OPINIÃO   terça-feira, 10 de dezembro de 2019

Paradise em Chamas (Netflix, 2019): traumas da mudança climática

Documentário traz assustadores relatos de sobreviventes do pior incêndio a devastar a Califórnia nos últimos cem anos. Para isso, mesclam-se entrevistas, estatísticas e vídeos feitos por moradores da cidade Paradise, que deixou de existir.

Em 2018, um incêndio colossal devastou boa parte do estado da Califórnia, nos Estados Unidos, arrasando por completo a cidade de Paradise. O documentário “Paradise em Chamas”, lançado na Netflix, traz depoimentos de sobreviventes de um dia terrível e aterrorizante, que escancara como a violência e a frequência desses desastres vêm aumentando conforme o clima sofre alterações.

O incêndio chamado de Camp Fire matou oitenta e cinco pessoas e deixou milhares sem ter onde morar, sendo o pior dos últimos cem anos.

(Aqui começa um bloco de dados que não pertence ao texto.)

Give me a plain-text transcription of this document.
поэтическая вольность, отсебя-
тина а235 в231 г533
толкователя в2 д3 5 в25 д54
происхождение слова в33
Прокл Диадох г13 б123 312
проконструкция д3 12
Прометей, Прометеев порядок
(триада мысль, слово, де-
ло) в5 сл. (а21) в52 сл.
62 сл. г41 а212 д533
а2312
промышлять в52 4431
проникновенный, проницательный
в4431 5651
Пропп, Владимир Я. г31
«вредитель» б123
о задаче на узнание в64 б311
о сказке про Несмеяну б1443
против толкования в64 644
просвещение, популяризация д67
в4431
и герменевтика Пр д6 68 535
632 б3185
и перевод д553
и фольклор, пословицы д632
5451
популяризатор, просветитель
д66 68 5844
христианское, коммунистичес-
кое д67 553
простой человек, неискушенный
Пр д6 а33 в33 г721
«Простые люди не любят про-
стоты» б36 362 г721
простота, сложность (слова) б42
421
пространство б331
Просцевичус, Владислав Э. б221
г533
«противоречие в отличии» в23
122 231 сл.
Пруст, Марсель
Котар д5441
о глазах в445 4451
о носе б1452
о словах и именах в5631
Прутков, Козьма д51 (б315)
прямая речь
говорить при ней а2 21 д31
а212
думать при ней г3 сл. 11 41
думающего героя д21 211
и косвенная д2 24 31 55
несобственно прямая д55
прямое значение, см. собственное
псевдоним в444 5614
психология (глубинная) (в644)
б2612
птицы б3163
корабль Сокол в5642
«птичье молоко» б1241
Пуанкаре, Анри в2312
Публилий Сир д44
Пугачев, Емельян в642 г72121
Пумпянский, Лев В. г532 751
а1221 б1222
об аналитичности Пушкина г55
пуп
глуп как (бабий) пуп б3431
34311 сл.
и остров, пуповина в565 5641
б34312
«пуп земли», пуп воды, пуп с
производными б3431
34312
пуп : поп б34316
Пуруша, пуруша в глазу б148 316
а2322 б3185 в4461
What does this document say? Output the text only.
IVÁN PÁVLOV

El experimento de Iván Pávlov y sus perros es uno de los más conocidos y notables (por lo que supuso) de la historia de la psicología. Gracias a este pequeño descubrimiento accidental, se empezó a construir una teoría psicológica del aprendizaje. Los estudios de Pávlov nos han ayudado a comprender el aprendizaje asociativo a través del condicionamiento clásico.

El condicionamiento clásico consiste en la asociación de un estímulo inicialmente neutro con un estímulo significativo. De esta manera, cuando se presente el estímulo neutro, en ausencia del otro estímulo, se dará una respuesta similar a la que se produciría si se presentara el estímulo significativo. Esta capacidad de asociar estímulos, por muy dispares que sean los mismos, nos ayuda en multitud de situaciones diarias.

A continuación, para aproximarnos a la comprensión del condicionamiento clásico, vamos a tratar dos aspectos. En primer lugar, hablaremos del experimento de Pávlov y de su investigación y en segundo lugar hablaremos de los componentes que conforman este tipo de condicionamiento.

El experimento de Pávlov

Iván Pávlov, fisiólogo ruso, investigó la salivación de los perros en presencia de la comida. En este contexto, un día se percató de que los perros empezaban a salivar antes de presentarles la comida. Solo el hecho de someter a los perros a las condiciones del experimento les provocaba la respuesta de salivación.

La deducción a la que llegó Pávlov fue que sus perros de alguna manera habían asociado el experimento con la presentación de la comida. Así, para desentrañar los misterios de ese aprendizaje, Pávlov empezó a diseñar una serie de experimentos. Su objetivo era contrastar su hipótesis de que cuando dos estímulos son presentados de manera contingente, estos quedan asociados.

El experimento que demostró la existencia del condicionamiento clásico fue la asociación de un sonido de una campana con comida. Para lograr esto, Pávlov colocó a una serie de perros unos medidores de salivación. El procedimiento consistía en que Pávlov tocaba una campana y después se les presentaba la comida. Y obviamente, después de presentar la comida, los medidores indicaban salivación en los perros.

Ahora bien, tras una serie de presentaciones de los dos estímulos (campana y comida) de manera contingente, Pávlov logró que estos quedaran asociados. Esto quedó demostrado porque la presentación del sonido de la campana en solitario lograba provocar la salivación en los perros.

Ler tais estatísticas choca, mas não horroriza tanto quanto as filmagens feitas por aqueles que estavam tentando escapar do perigo. Os diretores Drea Cooper e Zackary Canepari usam trinta e nove minutos para mesclar muito bem esses vídeos aos relatos de sobreviventes, sejam eles moradores locais ou policiais e bombeiros que tentavam resgatar todos que conseguissem.

Por meio de uma eficiente montagem, a combinação de elementos consegue produzir dois resultados vitais para que o público se identifique com quem está em cena: uma é contar os eventos como aconteceram e a outra é ilustrar o impacto emocional que precisar ser encarado pelos remanescentes. Os diretores colocam horários na tela para indicar a sequência de eventos, sendo chocante perceber a frequência assustadora com que os telefones da emergência começaram a tocar, deixando clara a escala nunca antes vista da ameaça. Da primeira ligação avisando que um incêndio foi avistado até os operadores começarem a comunicar as pessoas que ligavam para evacuar o lugar, passou-se apenas uma hora e meia.

Conforme as entrevistas vão revelando as mudanças na cor do céu – que ficou preto como a noite em plena manhã devido à espessa fumaça, e laranja no horizonte porque as chamas se aproximavam – o filme mostra as filmagens feitas por indivíduos pegos de surpresa na cidade, tentando entender o que estava acontecendo. O relato de duas professoras que tentaram fugir num ônibus cheio de crianças e começaram a rezar para morrer por inalar fumaça antes de morrerem queimadas é particularmente agoniante. A marca psicológica deixada em quem teve que fazer esse tipo de prece é nítida, doída e vai apertar o coração de qualquer espectador.

Revisitar esse dia nos depoimentos é bastante doloroso para os entrevistados, podendo indicar como trauma é visível em cada um deles e como merecem admiração pela coragem de conversar sobre aquele o ocorrido. Nota-se a dor em cada voz e em cada rosto e a dificuldade de terminar uma exposição  sem cair no choro. Testemunhos de um policial dizendo que chegou a tal ponto de desespero que o levou a tomar decisões que ainda o assombram e de outros que revelam o que – ou ainda mais triste, quem – não puderam salvar são terríveis.

Drea Cooper e Zackary Canepari constroem a tensão com uma montagem lúcida, que espelha o horror crescente do perigo sentido. Do céu negro e da chuva de cinzas aos galhos em brasa caindo do céu, a sensação de que algo ameaçador e agourento se aproxima e qualquer chance de escapar vai diminuindo progressivamente é mais assustadora do que qualquer monstro que Hollywood já inventou.

“Paradise em Chamas” é uma obra que acerta em cheio em fazer com que o espectador entenda, pelo menos um pouco, as feridas emocionais e psicológicas daqueles que passaram por um nível de terror e medo que os marcam para sempre. Além disso, consegue ilustrar como já não estamos conseguindo combater com eficiência as consequências das profundas mudanças climáticas pelas quais o mundo vem passando há anos. O micro consegue nos fazer pensar no macro, algo pelo qual o documentário merece ser parabenizado.